Blast job never stops
1
0
Entering edit mode
8 months ago
langziv ▴ 20

Hi.

Yesterday I started running a job with a script for blast. An output file was created. now, almost 24 hours later, the file is still empty, no other files were created, and the job keeps running. I think it won't stop unless I'll stop it. I was told that it might be due to a contig that's too long.

Maybe it's important to note that initially I couldn't keep the job running, since it kept failing due to memory limit exceeding. To overcome this I set a higher limit of 100gb. That's the highest I ever had to set.

The script:

#!/bin/bash
#PBS -q ...
#PBS -N ...
#PBS -e ...
#PBS -o ...
#PBS -l nodes=1:ppn=20,mem=100gb

cd /some/path/

blastx -query A1/scaffold.fa \
-db /root/BLAST/Proteins2/nr \
-max_hsps 1 -max_target_seqs 1 -num_threads 20 \
-out just_trying.txt \
-outfmt "6 std staxids qseqid sseqid staxids sscinames scomnames stitle"


Does anyone have an idea what to do?

blast linux • 240 views
1
Entering edit mode

not directly related to your issue but a few points to be aware of:

• be caution (or at least know very well what it implies) with using parameters as -max_hsps 1 and/or -max_target_seqs 1 , they can cause 'unexpected' results (google for it for details)

• Also: using up to 20 threads will likely not give much speed increase, blast is only for a small part parallelised and with 20 you for sure are on the plateau of speed increase (it has been said that anything above 4-5 threads is likely not adding much)

0
Entering edit mode

0
Entering edit mode

0
Entering edit mode

Log onto the cluster node your job has been allocated and check what's happening there (e.g. with top).

2
Entering edit mode
8 months ago
Mensur Dlakic ★ 12k

Files are written in chunks that correspond to sector sizes. BLAST will not have written enough output to go over a sector size until it completes a search with at least one sequence, as hits for each sequence are written at the end. As long as the search is still ongoing with the very first query sequences (assuming you have more than one), it is possible that there will be no output in that file.

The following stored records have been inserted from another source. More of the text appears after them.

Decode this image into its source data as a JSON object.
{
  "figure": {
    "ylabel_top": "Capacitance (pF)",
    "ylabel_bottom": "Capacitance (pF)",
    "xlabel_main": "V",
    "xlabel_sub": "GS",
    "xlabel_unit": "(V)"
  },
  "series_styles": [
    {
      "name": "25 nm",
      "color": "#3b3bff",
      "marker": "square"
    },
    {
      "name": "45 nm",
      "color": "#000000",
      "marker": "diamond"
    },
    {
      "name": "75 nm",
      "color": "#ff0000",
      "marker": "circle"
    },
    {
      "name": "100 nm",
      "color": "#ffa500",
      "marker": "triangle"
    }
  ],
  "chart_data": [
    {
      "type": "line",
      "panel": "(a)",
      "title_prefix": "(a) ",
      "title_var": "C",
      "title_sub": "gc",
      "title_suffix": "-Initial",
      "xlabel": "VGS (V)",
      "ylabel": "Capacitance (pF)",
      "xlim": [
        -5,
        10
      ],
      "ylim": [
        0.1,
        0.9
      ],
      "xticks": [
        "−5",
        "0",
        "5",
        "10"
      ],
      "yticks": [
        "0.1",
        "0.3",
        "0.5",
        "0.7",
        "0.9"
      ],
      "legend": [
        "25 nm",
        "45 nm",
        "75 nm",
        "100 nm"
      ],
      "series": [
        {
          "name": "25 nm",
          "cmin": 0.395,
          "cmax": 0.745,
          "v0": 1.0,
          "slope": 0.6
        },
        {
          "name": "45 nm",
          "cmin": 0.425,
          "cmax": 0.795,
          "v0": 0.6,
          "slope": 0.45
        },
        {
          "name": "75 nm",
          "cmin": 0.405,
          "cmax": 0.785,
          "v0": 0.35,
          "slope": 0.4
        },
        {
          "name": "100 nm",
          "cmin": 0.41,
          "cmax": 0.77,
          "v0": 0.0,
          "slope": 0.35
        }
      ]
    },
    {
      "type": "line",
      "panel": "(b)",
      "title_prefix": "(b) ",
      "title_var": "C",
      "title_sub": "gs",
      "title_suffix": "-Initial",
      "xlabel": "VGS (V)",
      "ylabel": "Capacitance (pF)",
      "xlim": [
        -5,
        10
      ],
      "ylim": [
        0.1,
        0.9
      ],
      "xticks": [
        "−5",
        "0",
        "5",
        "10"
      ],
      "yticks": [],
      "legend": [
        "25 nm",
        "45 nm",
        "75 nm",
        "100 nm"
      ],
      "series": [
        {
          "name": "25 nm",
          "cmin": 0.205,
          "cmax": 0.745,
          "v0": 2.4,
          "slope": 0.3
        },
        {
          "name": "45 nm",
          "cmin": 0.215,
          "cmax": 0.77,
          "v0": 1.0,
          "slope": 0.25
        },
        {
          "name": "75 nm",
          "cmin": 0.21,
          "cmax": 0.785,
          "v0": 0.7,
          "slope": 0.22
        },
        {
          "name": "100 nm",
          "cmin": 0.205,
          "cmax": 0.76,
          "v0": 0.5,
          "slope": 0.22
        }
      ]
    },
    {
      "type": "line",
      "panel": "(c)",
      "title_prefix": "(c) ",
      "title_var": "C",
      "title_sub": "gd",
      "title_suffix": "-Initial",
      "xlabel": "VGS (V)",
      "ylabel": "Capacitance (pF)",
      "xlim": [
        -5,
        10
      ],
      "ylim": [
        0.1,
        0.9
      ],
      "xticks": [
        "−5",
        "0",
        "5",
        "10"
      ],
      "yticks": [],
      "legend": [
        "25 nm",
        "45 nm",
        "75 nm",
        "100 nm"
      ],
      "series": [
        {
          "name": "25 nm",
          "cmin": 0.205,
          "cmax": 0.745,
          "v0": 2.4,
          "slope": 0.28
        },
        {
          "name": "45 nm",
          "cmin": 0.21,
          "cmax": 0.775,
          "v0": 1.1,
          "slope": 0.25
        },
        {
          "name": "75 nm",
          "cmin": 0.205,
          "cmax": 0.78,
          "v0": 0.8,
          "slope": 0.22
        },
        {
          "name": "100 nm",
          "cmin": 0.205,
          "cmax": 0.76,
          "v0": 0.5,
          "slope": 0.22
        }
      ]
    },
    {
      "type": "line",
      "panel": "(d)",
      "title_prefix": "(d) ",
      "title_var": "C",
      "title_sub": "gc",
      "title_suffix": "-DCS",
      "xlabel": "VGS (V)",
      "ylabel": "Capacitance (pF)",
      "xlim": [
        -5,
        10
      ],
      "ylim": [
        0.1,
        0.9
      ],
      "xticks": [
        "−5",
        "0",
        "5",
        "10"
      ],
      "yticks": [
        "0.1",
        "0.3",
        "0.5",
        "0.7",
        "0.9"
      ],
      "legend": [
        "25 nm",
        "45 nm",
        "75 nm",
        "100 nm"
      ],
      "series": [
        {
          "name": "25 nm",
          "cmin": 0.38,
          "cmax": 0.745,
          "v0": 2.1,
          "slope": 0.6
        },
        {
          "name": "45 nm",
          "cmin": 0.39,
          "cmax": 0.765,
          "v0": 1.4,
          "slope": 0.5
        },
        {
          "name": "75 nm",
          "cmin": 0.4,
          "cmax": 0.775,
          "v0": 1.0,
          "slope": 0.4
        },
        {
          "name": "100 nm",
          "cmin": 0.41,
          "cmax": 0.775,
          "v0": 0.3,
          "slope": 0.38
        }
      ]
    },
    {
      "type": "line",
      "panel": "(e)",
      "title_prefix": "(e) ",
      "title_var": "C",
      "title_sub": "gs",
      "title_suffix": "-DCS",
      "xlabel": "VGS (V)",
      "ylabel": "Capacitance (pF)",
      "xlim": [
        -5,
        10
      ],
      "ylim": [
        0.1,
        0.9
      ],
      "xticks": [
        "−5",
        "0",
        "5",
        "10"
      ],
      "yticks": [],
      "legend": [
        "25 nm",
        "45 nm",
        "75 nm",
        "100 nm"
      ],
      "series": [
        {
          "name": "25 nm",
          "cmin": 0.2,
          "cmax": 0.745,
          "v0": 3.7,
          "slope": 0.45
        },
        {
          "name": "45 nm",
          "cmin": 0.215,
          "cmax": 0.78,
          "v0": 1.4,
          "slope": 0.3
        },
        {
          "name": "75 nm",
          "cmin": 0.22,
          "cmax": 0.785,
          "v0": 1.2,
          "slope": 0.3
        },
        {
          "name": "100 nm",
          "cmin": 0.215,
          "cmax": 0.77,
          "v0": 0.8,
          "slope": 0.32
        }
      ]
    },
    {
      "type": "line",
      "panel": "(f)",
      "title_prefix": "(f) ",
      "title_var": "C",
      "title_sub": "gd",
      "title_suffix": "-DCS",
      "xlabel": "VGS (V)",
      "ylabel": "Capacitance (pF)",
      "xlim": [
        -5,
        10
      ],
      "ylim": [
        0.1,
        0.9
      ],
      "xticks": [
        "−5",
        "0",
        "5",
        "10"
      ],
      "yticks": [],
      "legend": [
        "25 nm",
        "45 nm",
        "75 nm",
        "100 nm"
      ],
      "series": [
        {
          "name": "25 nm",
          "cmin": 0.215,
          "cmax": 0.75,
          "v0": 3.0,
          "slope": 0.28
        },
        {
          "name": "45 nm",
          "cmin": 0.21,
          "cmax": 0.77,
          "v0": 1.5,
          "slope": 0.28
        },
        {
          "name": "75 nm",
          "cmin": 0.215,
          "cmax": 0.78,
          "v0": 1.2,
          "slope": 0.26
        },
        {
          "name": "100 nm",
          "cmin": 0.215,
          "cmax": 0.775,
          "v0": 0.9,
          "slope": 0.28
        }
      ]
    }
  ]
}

There could be multiple explanations: your computer is slow (either objectively, or because it is shared with many other people); 100 Gb is still not enough so there is lots of disk swapping, which makes everything slow; you have a long query sequence that takes a while to search; all of the above.

I suggest you take a shorter query sequence and a smaller database, and run a test to make sure that everything works. Assuming it does, you may need more than 100Gb of memory assigned, a smaller database, or a faster computer. If all of that fails, you will need more patience.